Trade-off: every clean close ends in an fsync. Prefer a single
long-lived handle when one-fsync-per-close is a hot-path bottleneck.
Diagnostics
stat = db.stat()
for cs in stat.collections:
print(cs.name, cs.doc_count, cs.file_size_bytes)
for idx in cs.indexes:
print(" ", idx.name, idx.kind, idx.key_paths, idx.status)
# low-level, type-erased dump of a collection's primary B-tree:
for rec in db.dump_raw("orders", max_records=1000):
rec.id, rec.header, rec.payload # id, DocumentHeader, raw postcard bytes
Exceptions
All operations raise instances of obj.ObjError (the catch-all base).

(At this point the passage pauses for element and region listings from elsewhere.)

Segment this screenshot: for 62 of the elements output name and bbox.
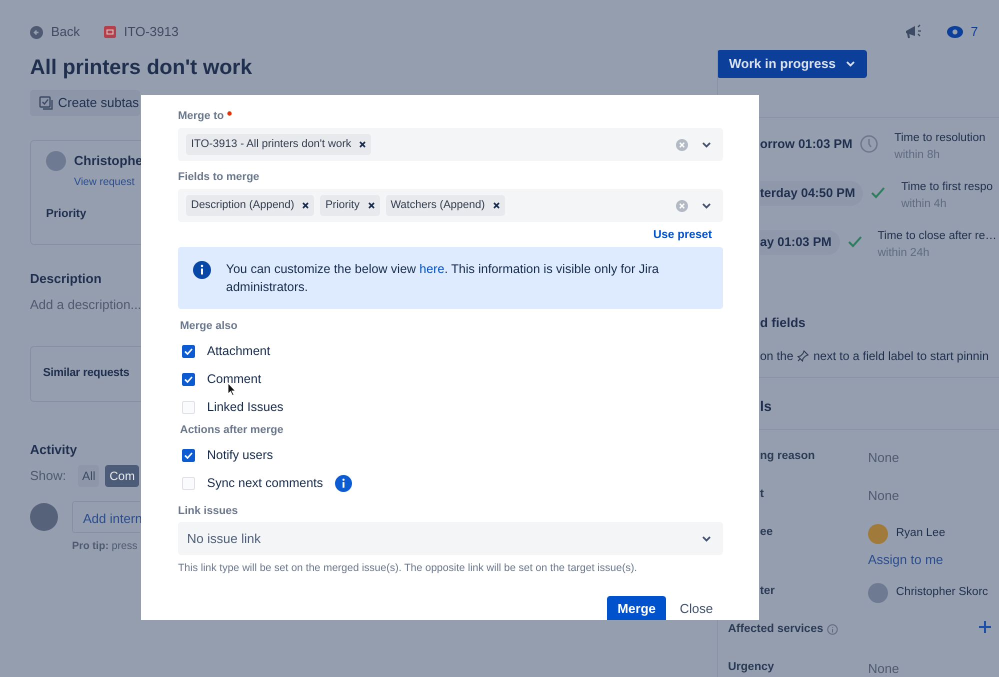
pin-hint-text: on the <box>760 348 794 364</box>
link-type-select[interactable]: No issue link <box>178 522 723 555</box>
checkbox-label[interactable]: Sync next comments <box>207 474 324 492</box>
issue-key[interactable]: ITO-3913 <box>124 22 179 42</box>
filter-tab[interactable]: All <box>78 464 100 486</box>
watcher-count: 7 <box>970 23 978 42</box>
checkbox-label[interactable]: Linked Issues <box>207 398 284 416</box>
fields-select[interactable]: Description (Append) Priority Watchers (Append) <box>178 189 723 222</box>
create-subtask-button[interactable]: Create subtas <box>30 90 140 116</box>
user-name[interactable]: Ryan Lee <box>896 524 946 542</box>
reporter-name[interactable]: Christophe <box>74 151 143 170</box>
field-label: Affected services <box>728 620 868 638</box>
merge-to-select[interactable]: ITO-3913 - All printers don't work <box>178 128 723 161</box>
sla-title: Time to close after re… <box>878 229 997 244</box>
status-button[interactable]: Work in progress <box>718 50 867 78</box>
sla-title: Time to resolution <box>894 131 986 146</box>
field-label: Priority <box>46 207 88 222</box>
field-label: Merge to <box>178 106 232 124</box>
checkbox-label[interactable]: Comment <box>207 370 262 388</box>
checkbox-label[interactable]: Attachment <box>207 342 270 360</box>
user-name[interactable]: Christopher Skorc <box>896 584 988 602</box>
field-label: ee <box>759 524 774 540</box>
field-label: Urgency <box>728 660 776 674</box>
group-label: Actions after merge <box>179 423 284 438</box>
tag-chip: ITO-3913 - All printers don't work <box>186 134 372 155</box>
sla-time: ay 01:03 PM <box>760 230 840 255</box>
view-request-link[interactable]: View request <box>74 174 143 190</box>
tag-chip: Priority <box>320 195 380 216</box>
back-link[interactable]: Back <box>51 22 80 42</box>
sla-time: terday 04:50 PM <box>760 181 864 206</box>
field-label: Fields to merge <box>178 170 260 185</box>
field-label: ng reason <box>759 448 816 464</box>
comment-field[interactable]: Add intern <box>72 500 140 532</box>
sla-time: orrow 01:03 PM <box>760 136 852 153</box>
field-value: None <box>868 488 900 502</box>
filter-tab[interactable]: Com <box>105 464 139 486</box>
section-heading: Activity <box>30 441 77 459</box>
show-label: Show: <box>30 466 66 485</box>
section-heading: Description <box>30 270 102 288</box>
use-preset-link[interactable]: Use preset <box>653 227 712 243</box>
field-label: t <box>759 486 765 502</box>
field-value: None <box>868 660 900 676</box>
group-label: Merge also <box>179 319 238 334</box>
pro-tip-text: Pro tip: press <box>72 538 138 554</box>
tag-chip: Description (Append) <box>186 195 314 216</box>
close-button[interactable]: Close <box>670 596 723 620</box>
section-heading: d fields <box>760 314 807 332</box>
sla-title: Time to first respo <box>901 180 993 195</box>
pin-hint-text: next to a field label to start pinnin <box>813 348 989 364</box>
help-text: This link type will be set on the merged issue(s). The opposite link will be set on the target issue(s). <box>178 561 638 576</box>
issue-title: All printers don't work <box>30 56 252 80</box>
checkbox-label[interactable]: Notify users <box>207 446 273 464</box>
merge-button[interactable]: Merge <box>607 596 666 620</box>
field-label: ter <box>759 584 776 598</box>
info-text: You can customize the below view here. This information is visible only for Jira administrators. <box>226 261 660 296</box>
assign-to-me-link[interactable]: Assign to me <box>868 550 944 569</box>
tag-chip: Watchers (Append) <box>386 195 505 216</box>
field-label: Link issues <box>178 504 239 519</box>
field-value: None <box>868 450 900 464</box>
section-heading: ls <box>760 396 773 416</box>
similar-requests-heading: Similar requests <box>43 366 130 382</box>
here-link[interactable]: here <box>419 262 444 276</box>
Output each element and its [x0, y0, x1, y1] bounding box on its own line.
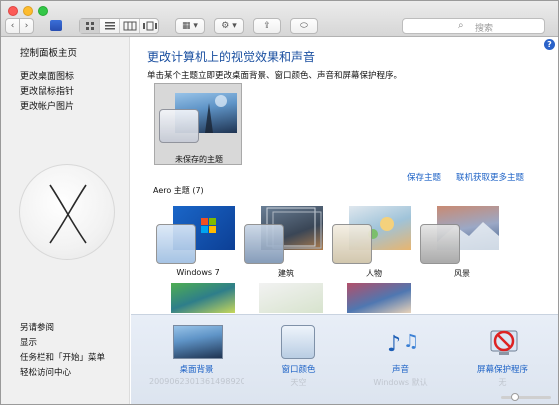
- view-mode-group: [79, 18, 159, 34]
- theme-landscapes[interactable]: 风景: [419, 202, 505, 284]
- control-panel-icon: [50, 20, 62, 31]
- theme-components-bar: 桌面背景 20090623013614989203... 窗口颜色 天空 ♪♫ …: [131, 314, 558, 404]
- unsaved-theme-tile[interactable]: 未保存的主题: [154, 83, 242, 165]
- desktop-background-value: 20090623013614989203...: [149, 377, 244, 386]
- sidebar-link-display[interactable]: 显示: [20, 336, 37, 348]
- sounds-label: 声音: [391, 365, 409, 375]
- theme-windows7[interactable]: Windows 7: [155, 202, 241, 284]
- main-content: ? 更改计算机上的视觉效果和声音 单击某个主题立即更改桌面背景、窗口颜色、声音和…: [131, 37, 558, 404]
- zoom-window-button[interactable]: [38, 6, 48, 16]
- icon-view-button[interactable]: [80, 19, 100, 33]
- search-input[interactable]: ⌕ 搜索: [402, 18, 545, 34]
- os-x-logo-icon: [19, 164, 115, 260]
- arrange-icon: ▦ ▾: [182, 21, 198, 31]
- gear-icon: ⚙ ▾: [221, 21, 237, 31]
- share-icon: ⇪: [263, 21, 271, 31]
- get-more-themes-link[interactable]: 联机获取更多主题: [456, 171, 524, 183]
- screen-saver-label: 屏幕保护程序: [476, 365, 528, 375]
- theme-windows7-swatch: [156, 224, 196, 264]
- control-panel-window: ‹ › ▦ ▾ ⚙ ▾ ⇪ ⬭ ⌕ 搜索 控制面板主页 更改桌面图标 更改鼠标指…: [0, 0, 559, 405]
- sidebar-link-taskbar[interactable]: 任务栏和「开始」菜单: [20, 351, 105, 363]
- sidebar: 控制面板主页 更改桌面图标 更改鼠标指针 更改帐户图片 另请参阅 显示 任务栏和…: [1, 37, 130, 404]
- list-view-button[interactable]: [100, 19, 120, 33]
- window-color-label: 窗口颜色: [281, 365, 316, 375]
- window-color-icon: [281, 325, 315, 359]
- chevron-left-icon: ‹: [10, 21, 15, 31]
- arrange-button[interactable]: ▦ ▾: [175, 18, 205, 34]
- share-button[interactable]: ⇪: [253, 18, 281, 34]
- theme-nature-thumbnail[interactable]: [171, 283, 235, 313]
- theme-scenes-thumbnail[interactable]: [259, 283, 323, 313]
- theme-united-states-thumbnail[interactable]: [347, 283, 411, 313]
- theme-characters[interactable]: 人物: [331, 202, 417, 284]
- sounds-icon: ♪ ♫: [377, 325, 427, 359]
- theme-characters-swatch: [332, 224, 372, 264]
- sidebar-link-mouse-pointer[interactable]: 更改鼠标指针: [20, 84, 74, 97]
- theme-landscapes-swatch: [420, 224, 460, 264]
- gallery-view-icon: [143, 21, 157, 31]
- sidebar-link-account-picture[interactable]: 更改帐户图片: [20, 99, 74, 112]
- toolbar: ‹ › ▦ ▾ ⚙ ▾ ⇪ ⬭ ⌕ 搜索: [1, 1, 558, 37]
- forward-button[interactable]: ›: [19, 18, 34, 34]
- desktop-background-item[interactable]: 桌面背景 20090623013614989203...: [149, 321, 244, 401]
- theme-architecture-swatch: [244, 224, 284, 264]
- gallery-view-button[interactable]: [140, 19, 160, 33]
- chevron-right-icon: ›: [24, 21, 29, 31]
- svg-text:♫: ♫: [403, 331, 419, 352]
- theme-architecture[interactable]: 建筑: [243, 202, 329, 284]
- theme-architecture-label: 建筑: [278, 269, 294, 278]
- theme-characters-label: 人物: [366, 269, 382, 278]
- save-theme-link[interactable]: 保存主题: [407, 171, 441, 183]
- back-button[interactable]: ‹: [5, 18, 20, 34]
- window-color-item[interactable]: 窗口颜色 天空: [251, 321, 346, 401]
- desktop-background-label: 桌面背景: [179, 365, 214, 375]
- sounds-item[interactable]: ♪ ♫ 声音 Windows 默认: [353, 321, 448, 401]
- icon-size-slider-track[interactable]: [501, 396, 551, 399]
- desktop-background-icon: [173, 325, 223, 359]
- see-also-heading: 另请参阅: [20, 323, 55, 333]
- sidebar-link-ease-of-access[interactable]: 轻松访问中心: [20, 366, 71, 378]
- unsaved-theme-color-swatch: [159, 109, 199, 143]
- icon-grid-icon: [86, 22, 94, 30]
- list-view-icon: [105, 22, 115, 30]
- column-view-button[interactable]: [120, 19, 140, 33]
- screen-saver-item[interactable]: 屏幕保护程序 无: [455, 321, 550, 401]
- action-button[interactable]: ⚙ ▾: [214, 18, 244, 34]
- screen-saver-icon: [479, 325, 529, 359]
- tag-button[interactable]: ⬭: [290, 18, 318, 34]
- aero-theme-row-2: [131, 283, 558, 313]
- screen-saver-value: 无: [498, 378, 507, 387]
- sidebar-link-desktop-icons[interactable]: 更改桌面图标: [20, 69, 74, 82]
- sounds-value: Windows 默认: [373, 378, 428, 387]
- help-icon[interactable]: ?: [544, 39, 555, 50]
- search-icon: ⌕: [458, 20, 464, 31]
- close-window-button[interactable]: [8, 6, 18, 16]
- page-title: 更改计算机上的视觉效果和声音: [147, 50, 316, 64]
- aero-themes-heading: Aero 主题 (7): [153, 186, 204, 195]
- window-color-value: 天空: [290, 378, 307, 387]
- theme-landscapes-label: 风景: [454, 269, 470, 278]
- svg-text:♪: ♪: [387, 332, 401, 357]
- column-view-icon: [123, 21, 137, 31]
- aero-theme-row: Windows 7 建筑 人物 风景: [131, 202, 558, 280]
- theme-windows7-label: Windows 7: [176, 268, 220, 277]
- icon-size-slider-knob[interactable]: [511, 393, 519, 401]
- search-placeholder: 搜索: [475, 24, 494, 34]
- sidebar-home-link[interactable]: 控制面板主页: [20, 45, 77, 59]
- tag-icon: ⬭: [300, 21, 308, 31]
- minimize-window-button[interactable]: [23, 6, 33, 16]
- unsaved-theme-label: 未保存的主题: [175, 155, 223, 164]
- page-subtitle: 单击某个主题立即更改桌面背景、窗口颜色、声音和屏幕保护程序。: [147, 71, 403, 81]
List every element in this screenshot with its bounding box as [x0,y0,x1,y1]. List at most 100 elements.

The sub-exceptions narrow the diagnosis:
| Exception | When raised |
|---|---|
obj.NotFoundError |
document / collection / index / namespace absent |
obj.BusyError |
lock contention (pager mutex, writer lock, cross-process) |
obj.CorruptionError |
on-disk format / checksum / B-tree invariant violation |
obj.IntegrityError |
Db.integrity_check() found at least one failure |
obj.InvalidArgumentError |
caller-side argument problem (encoding, range, type, schema) |
obj.EncryptionError |
missing / wrong / mismatched encryption key |
obj.FeatureUnsupportedError |
file uses a build-time feature this wheel lacks |
Development
python3 -m venv .venv && source .venv/bin/activate
pip install maturin pytest
cd crates/obj-py
maturin develop # build the cdylib + install editable into the venv
pytest tests/ -v
The dev loop is "edit Rust → maturin develop → pytest". For a
release wheel: maturin build --release writes target/wheels/obj-*.whl.
License
Dual-licensed under MIT or Apache 2.0, at your option.